By far, the most rigorous tests come from PC World: Experts there test the four major carriers' 3G and 4G networks, sampling them in more than 20 different locations in 13 cities, using both laptops and smartphones. We also found excellent expert tests and buying advice for mobile broadband ISPs at Gizmodo.com, Laptop Magazine, Mobile-Broadband-Reviews.com, Wired, Computerworld, DigitalTrends.com and MSNBC.com.

To get users' opinions, we checked several customer satisfaction surveys. ConsumerReports.org publishes the best one, polling more than 58,000 of its subscribers as part of its overall cell phone service ratings and breaking down the results city-by-city for 23 metro areas. PCMag.com, J.D. Power and Associates and MSN.com conduct slightly smaller, but still valuable, reader surveys. DSLReports.com collects user ratings and puts out an updated chart each week, ranking the major and minor carriers from best to worst. And at CNET, you can look up your city and see how the major networks perform, based on real-life data speeds that readers submit using a special app.

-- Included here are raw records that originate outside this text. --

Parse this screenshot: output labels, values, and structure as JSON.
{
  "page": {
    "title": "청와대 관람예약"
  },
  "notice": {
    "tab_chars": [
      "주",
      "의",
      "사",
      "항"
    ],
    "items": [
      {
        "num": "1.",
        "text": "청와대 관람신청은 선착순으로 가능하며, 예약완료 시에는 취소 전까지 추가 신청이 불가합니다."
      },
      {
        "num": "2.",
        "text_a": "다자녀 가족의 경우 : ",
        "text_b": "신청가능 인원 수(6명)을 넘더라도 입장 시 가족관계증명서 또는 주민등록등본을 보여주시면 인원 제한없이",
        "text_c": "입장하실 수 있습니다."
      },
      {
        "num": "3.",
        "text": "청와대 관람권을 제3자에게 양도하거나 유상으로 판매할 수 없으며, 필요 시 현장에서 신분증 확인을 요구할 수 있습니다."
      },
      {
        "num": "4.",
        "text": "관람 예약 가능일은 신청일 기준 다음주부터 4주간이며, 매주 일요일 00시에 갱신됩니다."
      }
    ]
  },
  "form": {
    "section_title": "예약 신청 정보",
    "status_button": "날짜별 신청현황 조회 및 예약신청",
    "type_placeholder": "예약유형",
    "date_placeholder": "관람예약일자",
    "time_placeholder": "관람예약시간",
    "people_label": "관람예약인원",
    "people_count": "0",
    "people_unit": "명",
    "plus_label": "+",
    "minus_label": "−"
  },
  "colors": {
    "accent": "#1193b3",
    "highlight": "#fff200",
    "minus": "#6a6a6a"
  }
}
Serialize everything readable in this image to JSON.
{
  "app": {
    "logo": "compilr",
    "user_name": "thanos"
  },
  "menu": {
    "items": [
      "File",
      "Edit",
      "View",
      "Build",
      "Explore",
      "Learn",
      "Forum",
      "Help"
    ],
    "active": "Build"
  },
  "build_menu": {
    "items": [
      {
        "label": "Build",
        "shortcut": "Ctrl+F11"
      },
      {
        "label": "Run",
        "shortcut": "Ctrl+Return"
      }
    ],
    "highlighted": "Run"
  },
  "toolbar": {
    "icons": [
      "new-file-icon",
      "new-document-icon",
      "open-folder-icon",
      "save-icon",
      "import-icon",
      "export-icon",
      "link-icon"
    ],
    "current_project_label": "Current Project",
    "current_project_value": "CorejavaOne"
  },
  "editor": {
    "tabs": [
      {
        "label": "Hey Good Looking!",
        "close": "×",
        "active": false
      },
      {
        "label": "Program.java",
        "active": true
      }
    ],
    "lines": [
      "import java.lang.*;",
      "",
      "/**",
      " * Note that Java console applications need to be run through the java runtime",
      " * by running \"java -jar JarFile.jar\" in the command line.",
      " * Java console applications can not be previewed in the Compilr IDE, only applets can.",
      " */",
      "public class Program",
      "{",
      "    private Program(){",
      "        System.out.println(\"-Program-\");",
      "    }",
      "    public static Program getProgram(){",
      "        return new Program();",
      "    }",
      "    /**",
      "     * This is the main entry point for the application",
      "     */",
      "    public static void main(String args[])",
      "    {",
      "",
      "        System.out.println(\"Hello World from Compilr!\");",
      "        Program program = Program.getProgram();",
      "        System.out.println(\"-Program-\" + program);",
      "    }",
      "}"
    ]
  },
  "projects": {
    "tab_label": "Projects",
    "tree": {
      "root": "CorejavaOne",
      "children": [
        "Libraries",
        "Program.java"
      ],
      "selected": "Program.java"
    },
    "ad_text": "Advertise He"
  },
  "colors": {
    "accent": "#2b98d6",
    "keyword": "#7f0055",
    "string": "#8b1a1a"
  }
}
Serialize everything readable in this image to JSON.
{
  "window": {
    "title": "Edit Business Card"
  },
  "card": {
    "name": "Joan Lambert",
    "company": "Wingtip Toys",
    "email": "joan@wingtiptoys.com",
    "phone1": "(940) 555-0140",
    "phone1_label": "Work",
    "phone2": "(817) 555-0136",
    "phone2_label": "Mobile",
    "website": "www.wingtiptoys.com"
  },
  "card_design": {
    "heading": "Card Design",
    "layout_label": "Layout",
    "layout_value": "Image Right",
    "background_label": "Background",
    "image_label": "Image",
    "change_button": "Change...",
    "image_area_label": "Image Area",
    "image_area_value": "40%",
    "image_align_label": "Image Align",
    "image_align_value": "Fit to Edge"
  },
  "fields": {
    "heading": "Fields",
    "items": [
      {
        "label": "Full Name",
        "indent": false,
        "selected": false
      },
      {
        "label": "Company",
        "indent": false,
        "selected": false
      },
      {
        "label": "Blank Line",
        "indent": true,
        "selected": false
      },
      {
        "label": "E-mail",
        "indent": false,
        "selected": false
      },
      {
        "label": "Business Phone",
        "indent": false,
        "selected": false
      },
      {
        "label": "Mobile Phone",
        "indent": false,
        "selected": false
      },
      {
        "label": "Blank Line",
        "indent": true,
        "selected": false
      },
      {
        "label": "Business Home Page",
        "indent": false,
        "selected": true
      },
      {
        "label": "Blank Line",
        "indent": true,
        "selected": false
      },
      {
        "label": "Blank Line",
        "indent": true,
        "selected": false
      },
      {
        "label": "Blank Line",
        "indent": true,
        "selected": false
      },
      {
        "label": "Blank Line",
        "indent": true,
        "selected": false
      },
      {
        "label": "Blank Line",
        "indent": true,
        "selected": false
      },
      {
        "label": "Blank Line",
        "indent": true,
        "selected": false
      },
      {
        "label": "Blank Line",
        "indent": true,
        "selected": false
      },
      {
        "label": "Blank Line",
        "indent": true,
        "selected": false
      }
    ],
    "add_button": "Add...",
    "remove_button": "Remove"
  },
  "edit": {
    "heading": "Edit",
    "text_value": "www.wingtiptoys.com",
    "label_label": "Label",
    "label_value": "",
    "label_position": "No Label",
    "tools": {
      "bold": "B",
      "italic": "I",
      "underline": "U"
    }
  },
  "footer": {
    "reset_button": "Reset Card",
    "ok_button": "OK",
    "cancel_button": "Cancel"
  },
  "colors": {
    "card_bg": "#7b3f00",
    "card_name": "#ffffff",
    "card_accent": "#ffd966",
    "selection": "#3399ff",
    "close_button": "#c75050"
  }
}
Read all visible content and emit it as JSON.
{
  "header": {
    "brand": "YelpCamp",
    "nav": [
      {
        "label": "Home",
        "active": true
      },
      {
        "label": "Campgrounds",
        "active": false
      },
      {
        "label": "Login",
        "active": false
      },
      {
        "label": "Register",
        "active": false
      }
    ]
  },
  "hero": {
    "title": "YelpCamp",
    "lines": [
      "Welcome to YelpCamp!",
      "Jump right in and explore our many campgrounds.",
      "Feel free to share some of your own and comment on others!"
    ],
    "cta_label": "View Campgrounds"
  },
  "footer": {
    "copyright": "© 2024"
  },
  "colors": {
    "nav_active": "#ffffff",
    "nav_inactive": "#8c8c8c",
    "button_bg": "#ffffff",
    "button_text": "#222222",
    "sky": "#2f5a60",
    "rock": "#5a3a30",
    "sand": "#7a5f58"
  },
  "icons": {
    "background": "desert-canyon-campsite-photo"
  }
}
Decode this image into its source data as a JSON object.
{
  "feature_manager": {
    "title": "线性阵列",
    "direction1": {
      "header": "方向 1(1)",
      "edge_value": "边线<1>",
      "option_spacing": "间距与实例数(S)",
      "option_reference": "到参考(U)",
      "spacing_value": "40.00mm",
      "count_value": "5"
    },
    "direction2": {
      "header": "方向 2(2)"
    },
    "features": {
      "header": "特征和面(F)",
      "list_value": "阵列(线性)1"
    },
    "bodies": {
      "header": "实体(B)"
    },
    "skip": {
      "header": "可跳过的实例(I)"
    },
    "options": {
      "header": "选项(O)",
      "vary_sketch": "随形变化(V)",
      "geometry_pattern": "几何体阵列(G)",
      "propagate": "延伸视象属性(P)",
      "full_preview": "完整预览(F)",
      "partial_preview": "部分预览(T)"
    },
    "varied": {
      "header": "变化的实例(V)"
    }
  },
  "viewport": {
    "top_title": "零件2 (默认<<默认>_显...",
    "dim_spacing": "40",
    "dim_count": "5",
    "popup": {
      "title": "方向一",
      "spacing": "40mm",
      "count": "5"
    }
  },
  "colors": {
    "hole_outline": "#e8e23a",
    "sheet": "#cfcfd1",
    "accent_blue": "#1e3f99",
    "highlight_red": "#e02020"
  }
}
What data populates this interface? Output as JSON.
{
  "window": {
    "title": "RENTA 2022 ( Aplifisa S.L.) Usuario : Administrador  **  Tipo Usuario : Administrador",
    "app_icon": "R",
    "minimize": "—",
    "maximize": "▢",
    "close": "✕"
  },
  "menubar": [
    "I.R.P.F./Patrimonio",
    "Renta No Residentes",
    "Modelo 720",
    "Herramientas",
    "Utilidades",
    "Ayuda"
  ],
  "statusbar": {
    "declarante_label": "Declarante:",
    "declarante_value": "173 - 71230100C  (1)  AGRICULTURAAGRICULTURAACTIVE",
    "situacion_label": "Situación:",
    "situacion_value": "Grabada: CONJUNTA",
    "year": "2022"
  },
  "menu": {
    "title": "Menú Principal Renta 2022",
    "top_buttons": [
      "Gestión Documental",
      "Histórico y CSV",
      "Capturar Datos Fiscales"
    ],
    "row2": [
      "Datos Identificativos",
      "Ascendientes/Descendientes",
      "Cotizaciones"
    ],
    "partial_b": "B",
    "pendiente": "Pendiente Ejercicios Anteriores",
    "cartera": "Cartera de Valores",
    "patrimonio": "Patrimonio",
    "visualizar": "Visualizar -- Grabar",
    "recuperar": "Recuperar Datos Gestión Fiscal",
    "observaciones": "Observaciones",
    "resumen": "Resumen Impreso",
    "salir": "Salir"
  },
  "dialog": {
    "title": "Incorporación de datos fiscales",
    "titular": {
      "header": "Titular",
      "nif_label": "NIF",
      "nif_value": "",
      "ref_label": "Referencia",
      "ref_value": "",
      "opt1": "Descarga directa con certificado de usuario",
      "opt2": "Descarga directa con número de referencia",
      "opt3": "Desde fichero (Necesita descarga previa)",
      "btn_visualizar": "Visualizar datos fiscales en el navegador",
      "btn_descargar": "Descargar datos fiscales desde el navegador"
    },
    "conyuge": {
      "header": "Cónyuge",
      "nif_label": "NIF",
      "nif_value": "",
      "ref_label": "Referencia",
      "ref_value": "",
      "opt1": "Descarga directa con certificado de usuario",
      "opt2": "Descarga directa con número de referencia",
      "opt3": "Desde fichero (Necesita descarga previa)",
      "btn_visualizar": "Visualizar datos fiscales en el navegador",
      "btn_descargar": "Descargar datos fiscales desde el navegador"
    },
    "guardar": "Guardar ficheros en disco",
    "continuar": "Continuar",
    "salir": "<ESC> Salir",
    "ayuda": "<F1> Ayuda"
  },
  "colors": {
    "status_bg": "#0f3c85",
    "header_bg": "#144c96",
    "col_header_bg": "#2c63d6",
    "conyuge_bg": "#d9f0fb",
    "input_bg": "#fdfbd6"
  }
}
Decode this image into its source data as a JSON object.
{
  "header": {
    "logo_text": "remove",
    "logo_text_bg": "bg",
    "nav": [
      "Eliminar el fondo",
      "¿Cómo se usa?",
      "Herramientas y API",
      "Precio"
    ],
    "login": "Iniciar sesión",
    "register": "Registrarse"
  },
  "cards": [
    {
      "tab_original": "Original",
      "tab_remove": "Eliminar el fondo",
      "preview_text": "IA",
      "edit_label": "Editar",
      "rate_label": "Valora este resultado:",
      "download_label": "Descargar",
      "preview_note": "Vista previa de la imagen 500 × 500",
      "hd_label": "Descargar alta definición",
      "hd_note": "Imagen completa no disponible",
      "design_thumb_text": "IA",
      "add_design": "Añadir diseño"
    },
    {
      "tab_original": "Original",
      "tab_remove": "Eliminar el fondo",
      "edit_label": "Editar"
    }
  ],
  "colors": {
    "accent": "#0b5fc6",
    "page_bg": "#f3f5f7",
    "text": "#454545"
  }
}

Mobile broadband is a moving target for reviewers. Carriers are constantly upgrading their networks, covering new cities and changing their prices. Top review sources have kept up nicely, publishing up-to-date snapshots that make it pretty easy to see which companies offer the best (and worst) mobile broadband.

But in the ever-changing mobile broadband market, experts say that even the worst companies have the potential to redeem themselves. For example, this year's big loser -- AT&T -- gets the worst possible scores for nearly everything (including data performance and customer service) in one major customer survey, ties with Sprint for worst customer service in another and gets a grade of "F" from Laptop Magazine for its 4G efforts. But AT&T is planning to launch a faster 4G network in a few cities this year, and it's also trying to buy T-Mobile (which gets excellent ratings for customer service), if it can get government approval.

"Arguably, AT&T service has nowhere to go but up after a merger" with T-Mobile, ConsumerReports.org says -- although, "T-Mobile service might get pulled down."